O Supremo Tribunal Federal (STF) marcou para esta quarta-feira (13) a discussão sobre o primeiro de uma série de assuntos relacionados à pauta de costumes. Há, aí, um potencial para colocar a Corte em colisão com parte do Congresso e com o Palácio do Planalto. No plenário, ministros vão julgar duas ações que pedem a criminalização da homofobia, tema controverso entre parlamentares e que permeou a campanha eleitoral.
Os julgamentos testarão as relações entre o tribunal e o Congresso no momento em que senadores miram a Corte e chegaram a articular a instalação de uma Comissão Parlamentar de Inquérito (CPI) para investigar o "ativismo judicial" de ministros — proposta que foi engavetada na segunda-feira (11). Na "pauta de costumes" definida pelo presidente do STF, Dias Toffoli, o julgamento de ações do PPS e da Associação Brasileira de Gays, Lésbicas, Bissexuais, Travestis, Transexuais e Intersexos (ABGLT) sobre a discriminação contra homossexuais e transexuais terá prioridade.
O partido e a entidade querem que o Supremo não apenas declare o Congresso omisso por não ter votado projeto de lei que criminaliza a homofobia, mas também dê um prazo final para que os parlamentares aprovem uma legislação criminal que puna especificamente violência física, discursos de ódio e homicídios por causa da orientação sexual da vítima.
A proposta sofre resistência das bancadas evangélica e do PSL —partido de Jair Bolsonaro —, que veem na medida uma forma de proibir pastores de pregarem contra a homossexualidade em templos religiosos.
Durante a campanha presidencial, o então candidato Bolsonaro criticou o "coitadismo" de gays ao contestar a adoção de políticas afirmativas para a comunidade LGBT. Eleito, em entrevista ao Jornal Nacional, o presidente mudou o tom e disse que a "agressão contra um semelhante tem que ser punida na forma da lei":
— E, se for por um motivo como esse (ser gay), tem que ter sua pena agravada.
Ministros da Corte afirmam que o Supremo não pode deixar de cumprir o seu papel de defender minorias e zelar pelo cumprimento da Constituição.
— São (temas) de interesse da sociedade.

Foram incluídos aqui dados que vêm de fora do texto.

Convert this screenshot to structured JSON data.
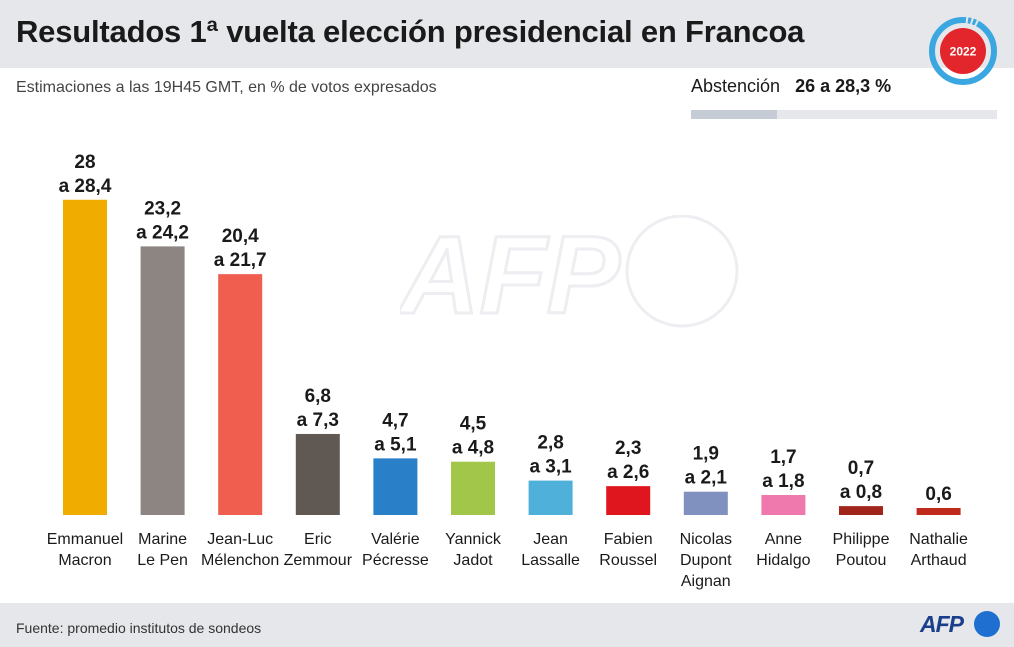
{
  "header": {
    "title": "Resultados 1ª vuelta elección presidencial en Francoa",
    "badge_year": "2022"
  },
  "subtitle": "Estimaciones a las 19H45 GMT, en % de votos expresados",
  "abstention": {
    "label": "Abstención",
    "value": "26 a 28,3 %",
    "fraction": 0.28
  },
  "watermark": "AFP",
  "footer": {
    "source": "Fuente: promedio institutos de sondeos",
    "logo": "AFP"
  },
  "chart_data": {
    "type": "bar",
    "title": "Resultados 1ª vuelta elección presidencial en Francoa",
    "subtitle": "Estimaciones a las 19H45 GMT, en % de votos expresados",
    "ylim": [
      0,
      30
    ],
    "grid": false,
    "categories": [
      [
        "Emmanuel",
        "Macron"
      ],
      [
        "Marine",
        "Le Pen"
      ],
      [
        "Jean-Luc",
        "Mélenchon"
      ],
      [
        "Eric",
        "Zemmour"
      ],
      [
        "Valérie",
        "Pécresse"
      ],
      [
        "Yannick",
        "Jadot"
      ],
      [
        "Jean",
        "Lassalle"
      ],
      [
        "Fabien",
        "Roussel"
      ],
      [
        "Nicolas",
        "Dupont",
        "Aignan"
      ],
      [
        "Anne",
        "Hidalgo"
      ],
      [
        "Philippe",
        "Poutou"
      ],
      [
        "Nathalie",
        "Arthaud"
      ]
    ],
    "values": [
      28.4,
      24.2,
      21.7,
      7.3,
      5.1,
      4.8,
      3.1,
      2.6,
      2.1,
      1.8,
      0.8,
      0.6
    ],
    "range_low": [
      28,
      23.2,
      20.4,
      6.8,
      4.7,
      4.5,
      2.8,
      2.3,
      1.9,
      1.7,
      0.7,
      0.6
    ],
    "data_labels": [
      [
        "28",
        "a 28,4"
      ],
      [
        "23,2",
        "a 24,2"
      ],
      [
        "20,4",
        "a 21,7"
      ],
      [
        "6,8",
        "a 7,3"
      ],
      [
        "4,7",
        "a 5,1"
      ],
      [
        "4,5",
        "a 4,8"
      ],
      [
        "2,8",
        "a 3,1"
      ],
      [
        "2,3",
        "a 2,6"
      ],
      [
        "1,9",
        "a 2,1"
      ],
      [
        "1,7",
        "a 1,8"
      ],
      [
        "0,7",
        "a 0,8"
      ],
      [
        "0,6"
      ]
    ],
    "colors": [
      "#f1ac00",
      "#8c8582",
      "#ef5e4f",
      "#605852",
      "#2a7fc9",
      "#a2c64a",
      "#4fb0d9",
      "#e0161e",
      "#8090bf",
      "#ef78ac",
      "#a1251a",
      "#c02a1d"
    ]
  }
}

O que nós precisamos no país é de mais segurança jurídica, saber o que pode e o que não pode ocorrer no dia a dia da vida gregária. Não há colisão com o Planalto. O Planalto respeita a atuação do Judiciário e o Judiciário, tanto quanto possível, desde que não seja provocado e não caiba atuar de forma diversa, respeita a atuação (do Planalto) — disse o ministro Marco Aurélio Mello.
Um segundo ministro, que preferiu não se identificar, avaliou que o respeito ao princípio de separação dos poderes "pressupõe independência" e ressaltou que o Supremo não pode se dobrar na defesa dos direitos de minorias. Para um terceiro ministro, o "STF é o STF, independentemente de presidente".
Outras ações
Na pauta do Supremo para este semestre está um pedido do PSL para alterar o Estatuto da Criança e do Adolescente (ECA) e endurecer a punição a jovens infratores. O julgamento está previsto para março. Outra ação, também polêmica e agendada para 22 de maio, tenta criar mais uma condição para aborto legal no país, incluindo a possibilidade para o caso de grávidas infectadas com o vírus da zika.
Os ministros vão apreciar ainda a ação que discute a descriminalização do porte de maconha para uso pessoal, que já tem três votos a favor no plenário. Para um ministro, esses temas estão colocados na pauta da sociedade e caberá ao Supremo decidi-los, independentemente de pressão da opinião pública ou dos demais poderes. Quanto ao papel das redes sociais, um outro ministro ironizou:
— Não estou nas redes sociais.
Embora se alinhem em questões como a defesa ou a crítica à Lava-Jato, é difícil prever resultados, pois os ministros do STF costumam ter posições bem distintas em temas comportamentais.
Ao definir a pauta, porém, Toffoli deixou de fora ação que trata de projeto similar ao Escola sem Partido em Alagoas. Para ele, essa é uma discussão que provoca "catarse" na sociedade e a Corte deve enfrentá-la apenas depois de amplo debate.